Diaspora algérienne et sport : un levier sous-exploité
La diaspora algérienne, forte de plusieurs millions de personnes à travers le monde, représente une opportunité économique majeure pour le sport algérien. Pourtant, les fédérations peinent à capitaliser sur ce vivier. Des joueurs comme Luca Zidane, formé en partie en France, pourraient servir de pont entre les talents locaux et les opportunités à l’étranger.
« Le handball algérien a besoin de moderniser sa gestion, notamment en intégrant des profils issus de la diaspora pour encadrer les équipes », souligne un consultant en marketing sportif basé à Paris. Des initiatives comme le programme « Retour au pays » de la Confédération africaine de handball pourraient être renforcées pour attirer des joueurs binationaux et des investisseurs de la diaspora.
Cependant, les récents incidents risquent de freiner ces ambitions. Les sponsors internationaux, déjà méfiants face à l’instabilité des fédérations africaines, pourraient reporter leurs engagements. « Une suspension comme celle de Zidane et Belghali envoie un mauvais signal aux partenaires étrangers », commente un responsable de la Ligue nationale de handball.
Des solutions structurelles nécessaires
Face à cette crise, plusieurs pistes sont évoquées pour professionnaliser le handball algérien.

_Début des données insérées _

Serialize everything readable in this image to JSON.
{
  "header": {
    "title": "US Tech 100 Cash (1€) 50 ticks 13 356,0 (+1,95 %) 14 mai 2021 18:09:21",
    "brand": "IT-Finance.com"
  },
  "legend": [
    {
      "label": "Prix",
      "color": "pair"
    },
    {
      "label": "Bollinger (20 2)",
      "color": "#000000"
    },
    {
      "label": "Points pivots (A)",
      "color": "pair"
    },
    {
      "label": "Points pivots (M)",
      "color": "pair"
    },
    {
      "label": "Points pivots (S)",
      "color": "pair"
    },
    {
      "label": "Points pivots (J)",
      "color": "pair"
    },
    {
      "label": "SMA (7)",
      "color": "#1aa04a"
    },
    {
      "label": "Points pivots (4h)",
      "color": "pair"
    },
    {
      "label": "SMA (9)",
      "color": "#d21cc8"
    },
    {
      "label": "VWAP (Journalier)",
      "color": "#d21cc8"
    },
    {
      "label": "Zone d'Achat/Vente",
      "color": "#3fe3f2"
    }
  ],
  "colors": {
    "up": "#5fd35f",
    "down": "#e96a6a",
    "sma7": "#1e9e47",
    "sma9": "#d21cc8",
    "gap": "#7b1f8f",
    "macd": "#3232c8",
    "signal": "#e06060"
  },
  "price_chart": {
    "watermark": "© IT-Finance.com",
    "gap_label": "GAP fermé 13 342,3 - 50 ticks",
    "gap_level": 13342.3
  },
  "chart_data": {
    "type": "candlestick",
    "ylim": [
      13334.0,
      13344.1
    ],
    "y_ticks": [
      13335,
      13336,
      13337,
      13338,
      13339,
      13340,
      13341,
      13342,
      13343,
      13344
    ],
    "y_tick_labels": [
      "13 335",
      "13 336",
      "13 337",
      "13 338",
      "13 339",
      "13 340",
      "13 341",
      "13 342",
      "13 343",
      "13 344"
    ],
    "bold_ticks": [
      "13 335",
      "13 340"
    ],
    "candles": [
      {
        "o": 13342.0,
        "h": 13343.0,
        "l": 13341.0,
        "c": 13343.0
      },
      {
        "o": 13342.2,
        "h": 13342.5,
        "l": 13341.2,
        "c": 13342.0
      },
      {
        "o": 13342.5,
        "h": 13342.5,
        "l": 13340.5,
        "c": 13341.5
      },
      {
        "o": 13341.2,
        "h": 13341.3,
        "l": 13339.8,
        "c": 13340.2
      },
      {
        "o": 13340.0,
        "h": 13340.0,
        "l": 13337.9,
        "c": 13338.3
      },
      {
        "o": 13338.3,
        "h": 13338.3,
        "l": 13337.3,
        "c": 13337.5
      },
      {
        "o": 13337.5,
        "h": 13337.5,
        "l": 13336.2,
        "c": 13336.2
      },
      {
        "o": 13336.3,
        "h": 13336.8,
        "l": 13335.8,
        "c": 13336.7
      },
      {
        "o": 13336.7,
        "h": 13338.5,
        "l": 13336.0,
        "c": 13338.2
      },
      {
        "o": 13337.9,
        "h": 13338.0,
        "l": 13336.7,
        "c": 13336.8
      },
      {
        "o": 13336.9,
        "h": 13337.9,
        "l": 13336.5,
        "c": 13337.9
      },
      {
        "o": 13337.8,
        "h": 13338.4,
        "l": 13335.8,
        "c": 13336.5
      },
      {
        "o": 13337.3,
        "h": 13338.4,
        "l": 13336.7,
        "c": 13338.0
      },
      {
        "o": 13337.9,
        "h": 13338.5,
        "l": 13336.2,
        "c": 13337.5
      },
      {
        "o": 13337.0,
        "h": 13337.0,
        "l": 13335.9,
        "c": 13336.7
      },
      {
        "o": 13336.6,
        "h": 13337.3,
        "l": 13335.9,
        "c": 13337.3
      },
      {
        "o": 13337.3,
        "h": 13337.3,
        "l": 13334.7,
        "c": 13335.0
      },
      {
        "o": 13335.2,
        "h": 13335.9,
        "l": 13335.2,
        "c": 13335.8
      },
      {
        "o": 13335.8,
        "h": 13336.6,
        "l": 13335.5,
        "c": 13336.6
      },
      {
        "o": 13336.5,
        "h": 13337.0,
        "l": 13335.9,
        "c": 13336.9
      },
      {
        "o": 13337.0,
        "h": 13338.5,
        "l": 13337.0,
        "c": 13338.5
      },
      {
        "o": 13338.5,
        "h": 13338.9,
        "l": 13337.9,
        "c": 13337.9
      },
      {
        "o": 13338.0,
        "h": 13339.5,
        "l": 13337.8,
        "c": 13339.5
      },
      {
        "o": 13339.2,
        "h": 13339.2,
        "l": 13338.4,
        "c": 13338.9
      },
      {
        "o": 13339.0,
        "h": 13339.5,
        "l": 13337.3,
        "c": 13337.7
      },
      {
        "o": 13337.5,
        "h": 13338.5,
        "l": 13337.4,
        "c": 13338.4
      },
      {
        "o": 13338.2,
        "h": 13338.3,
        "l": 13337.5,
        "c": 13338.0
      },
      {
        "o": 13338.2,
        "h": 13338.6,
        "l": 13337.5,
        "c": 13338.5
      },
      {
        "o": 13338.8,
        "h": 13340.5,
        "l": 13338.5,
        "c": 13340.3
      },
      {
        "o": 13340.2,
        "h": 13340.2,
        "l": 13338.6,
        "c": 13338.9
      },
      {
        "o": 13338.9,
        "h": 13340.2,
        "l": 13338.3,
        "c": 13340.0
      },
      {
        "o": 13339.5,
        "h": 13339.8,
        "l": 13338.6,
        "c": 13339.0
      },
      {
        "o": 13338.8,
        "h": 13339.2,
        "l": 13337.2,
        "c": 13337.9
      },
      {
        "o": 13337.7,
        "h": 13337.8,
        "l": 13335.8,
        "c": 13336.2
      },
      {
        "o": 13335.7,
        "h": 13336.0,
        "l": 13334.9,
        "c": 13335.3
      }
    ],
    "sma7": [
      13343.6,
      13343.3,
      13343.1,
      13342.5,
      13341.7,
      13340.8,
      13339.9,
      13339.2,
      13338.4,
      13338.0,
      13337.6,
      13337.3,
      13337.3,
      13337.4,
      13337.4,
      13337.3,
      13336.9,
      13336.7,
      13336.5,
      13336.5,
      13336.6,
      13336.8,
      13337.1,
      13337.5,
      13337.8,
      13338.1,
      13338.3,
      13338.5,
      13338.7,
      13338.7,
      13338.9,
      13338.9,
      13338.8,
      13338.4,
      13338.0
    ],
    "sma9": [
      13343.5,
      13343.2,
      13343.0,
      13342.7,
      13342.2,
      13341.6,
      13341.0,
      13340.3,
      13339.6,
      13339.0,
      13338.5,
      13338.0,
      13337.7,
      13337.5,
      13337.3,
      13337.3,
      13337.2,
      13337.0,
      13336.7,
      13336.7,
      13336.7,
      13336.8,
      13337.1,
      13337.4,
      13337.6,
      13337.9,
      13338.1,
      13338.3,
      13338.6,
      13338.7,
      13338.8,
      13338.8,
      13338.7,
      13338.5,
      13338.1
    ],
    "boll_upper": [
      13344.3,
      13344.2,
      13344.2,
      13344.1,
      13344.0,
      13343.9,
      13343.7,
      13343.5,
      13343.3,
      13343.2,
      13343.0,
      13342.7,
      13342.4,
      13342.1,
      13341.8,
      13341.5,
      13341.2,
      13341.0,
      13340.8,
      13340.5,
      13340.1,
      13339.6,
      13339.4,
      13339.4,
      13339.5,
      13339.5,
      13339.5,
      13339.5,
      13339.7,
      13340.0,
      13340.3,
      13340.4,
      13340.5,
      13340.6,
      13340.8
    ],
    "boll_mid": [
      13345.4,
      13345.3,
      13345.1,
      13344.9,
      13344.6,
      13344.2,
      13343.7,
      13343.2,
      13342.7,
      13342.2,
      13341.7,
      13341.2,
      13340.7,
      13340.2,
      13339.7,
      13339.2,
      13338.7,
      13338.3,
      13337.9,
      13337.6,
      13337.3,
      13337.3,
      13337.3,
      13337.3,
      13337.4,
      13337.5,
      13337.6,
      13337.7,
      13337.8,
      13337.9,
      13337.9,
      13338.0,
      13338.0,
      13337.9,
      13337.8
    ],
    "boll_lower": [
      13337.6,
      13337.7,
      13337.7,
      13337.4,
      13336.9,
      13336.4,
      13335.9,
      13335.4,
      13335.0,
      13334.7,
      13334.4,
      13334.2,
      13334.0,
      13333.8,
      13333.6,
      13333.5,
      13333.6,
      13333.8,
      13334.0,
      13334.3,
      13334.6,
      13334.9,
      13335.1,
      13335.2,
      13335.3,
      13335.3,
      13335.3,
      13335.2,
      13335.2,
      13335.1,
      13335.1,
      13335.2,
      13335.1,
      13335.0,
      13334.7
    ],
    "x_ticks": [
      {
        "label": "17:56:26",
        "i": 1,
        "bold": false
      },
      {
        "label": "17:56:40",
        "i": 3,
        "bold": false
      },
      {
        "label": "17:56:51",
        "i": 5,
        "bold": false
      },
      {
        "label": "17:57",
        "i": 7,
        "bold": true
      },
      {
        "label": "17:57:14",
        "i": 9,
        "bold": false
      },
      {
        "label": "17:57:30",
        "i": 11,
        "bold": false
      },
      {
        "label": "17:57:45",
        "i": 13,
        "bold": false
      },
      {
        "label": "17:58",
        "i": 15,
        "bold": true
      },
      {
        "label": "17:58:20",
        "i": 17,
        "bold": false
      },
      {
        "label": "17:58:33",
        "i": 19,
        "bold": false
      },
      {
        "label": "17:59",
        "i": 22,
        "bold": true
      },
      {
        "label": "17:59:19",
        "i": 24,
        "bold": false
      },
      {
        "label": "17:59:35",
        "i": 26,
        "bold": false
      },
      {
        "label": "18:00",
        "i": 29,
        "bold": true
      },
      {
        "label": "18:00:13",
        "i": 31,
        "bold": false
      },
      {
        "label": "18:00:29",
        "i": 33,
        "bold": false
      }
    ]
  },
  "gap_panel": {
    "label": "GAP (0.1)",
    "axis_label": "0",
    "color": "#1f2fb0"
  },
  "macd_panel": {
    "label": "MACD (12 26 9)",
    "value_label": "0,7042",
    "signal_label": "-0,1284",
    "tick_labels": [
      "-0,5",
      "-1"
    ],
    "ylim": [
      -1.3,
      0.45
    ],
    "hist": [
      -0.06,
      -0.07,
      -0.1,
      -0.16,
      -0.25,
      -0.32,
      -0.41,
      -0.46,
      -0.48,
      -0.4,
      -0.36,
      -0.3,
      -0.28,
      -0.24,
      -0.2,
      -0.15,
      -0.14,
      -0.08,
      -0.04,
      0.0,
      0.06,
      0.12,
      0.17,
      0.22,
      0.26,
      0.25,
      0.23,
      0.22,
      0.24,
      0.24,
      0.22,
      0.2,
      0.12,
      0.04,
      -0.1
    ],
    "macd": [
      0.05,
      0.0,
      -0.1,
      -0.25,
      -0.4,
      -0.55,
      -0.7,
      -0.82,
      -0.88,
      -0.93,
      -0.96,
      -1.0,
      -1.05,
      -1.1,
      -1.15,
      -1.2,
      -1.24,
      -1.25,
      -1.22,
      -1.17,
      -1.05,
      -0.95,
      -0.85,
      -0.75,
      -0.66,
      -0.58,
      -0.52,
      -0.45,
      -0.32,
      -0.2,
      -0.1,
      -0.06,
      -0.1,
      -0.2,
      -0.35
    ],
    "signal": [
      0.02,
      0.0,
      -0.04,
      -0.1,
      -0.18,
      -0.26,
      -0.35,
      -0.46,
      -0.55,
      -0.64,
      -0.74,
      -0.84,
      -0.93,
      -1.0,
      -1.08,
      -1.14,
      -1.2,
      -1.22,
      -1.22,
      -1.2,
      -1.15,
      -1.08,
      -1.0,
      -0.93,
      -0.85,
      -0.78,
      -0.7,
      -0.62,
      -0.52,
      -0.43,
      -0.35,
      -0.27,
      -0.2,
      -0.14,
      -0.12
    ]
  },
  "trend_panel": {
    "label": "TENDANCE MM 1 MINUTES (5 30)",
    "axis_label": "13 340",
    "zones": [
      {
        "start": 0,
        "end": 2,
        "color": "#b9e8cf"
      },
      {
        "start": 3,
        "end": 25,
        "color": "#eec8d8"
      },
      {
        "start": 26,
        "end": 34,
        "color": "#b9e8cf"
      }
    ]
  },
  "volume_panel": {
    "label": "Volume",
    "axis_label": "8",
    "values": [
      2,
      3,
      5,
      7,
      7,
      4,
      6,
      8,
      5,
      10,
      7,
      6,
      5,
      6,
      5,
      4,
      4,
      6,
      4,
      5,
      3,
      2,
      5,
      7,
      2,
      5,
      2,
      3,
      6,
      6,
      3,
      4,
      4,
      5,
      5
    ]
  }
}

La FAHB a annoncé récemment un partenariat avec la société Djezzy pour moderniser les infrastructures des clubs, mais les résultats concrets tardent à se matérialiser. « Il faut aller plus loin : des audits indépendants, des plans de formation pour les entraîneurs et des sanctions immédiates pour les comportements violents », plaide un ancien international.
Côté économique, l’État pourrait jouer un rôle clé en conditionnant ses subventions à des résultats sportifs et à une gestion transparente. Le ministère de la Jeunesse et des Sports, dirigé par Abdellatif Miraoui, a lancé en 2025 un fonds de 1 milliard de dinars pour soutenir les fédérations, mais son déploiement reste lent.
Enfin, le handball féminin, souvent éclipsé par le football ou l’athlétisme, mérite une attention particulière. L’échec de l’équipe nationale féminine (U17) face à l’Égypte en septembre 2025 (défaite 15-36) montre que le retard accumulé est colossal. Pourtant, des initiatives comme le projet « Hand’Femmes » à Oran prouvent qu’il existe un potentiel inexploité.
À retenir pour les entrepreneurs
La suspension de Zidane et Belghali rappelle que la stabilité sportive est un critère clé pour attirer des investisseurs. Les clubs de handball algériens représentent un marché de plus de 500 millions de dinars, mais leur dépendance aux subventions publiques limite leur attractivité. Les entrepreneurs peuvent explorer des partenariats avec les fédérations pour moderniser les infrastructures, à condition que ces dernières garantissent une gestion rigoureuse.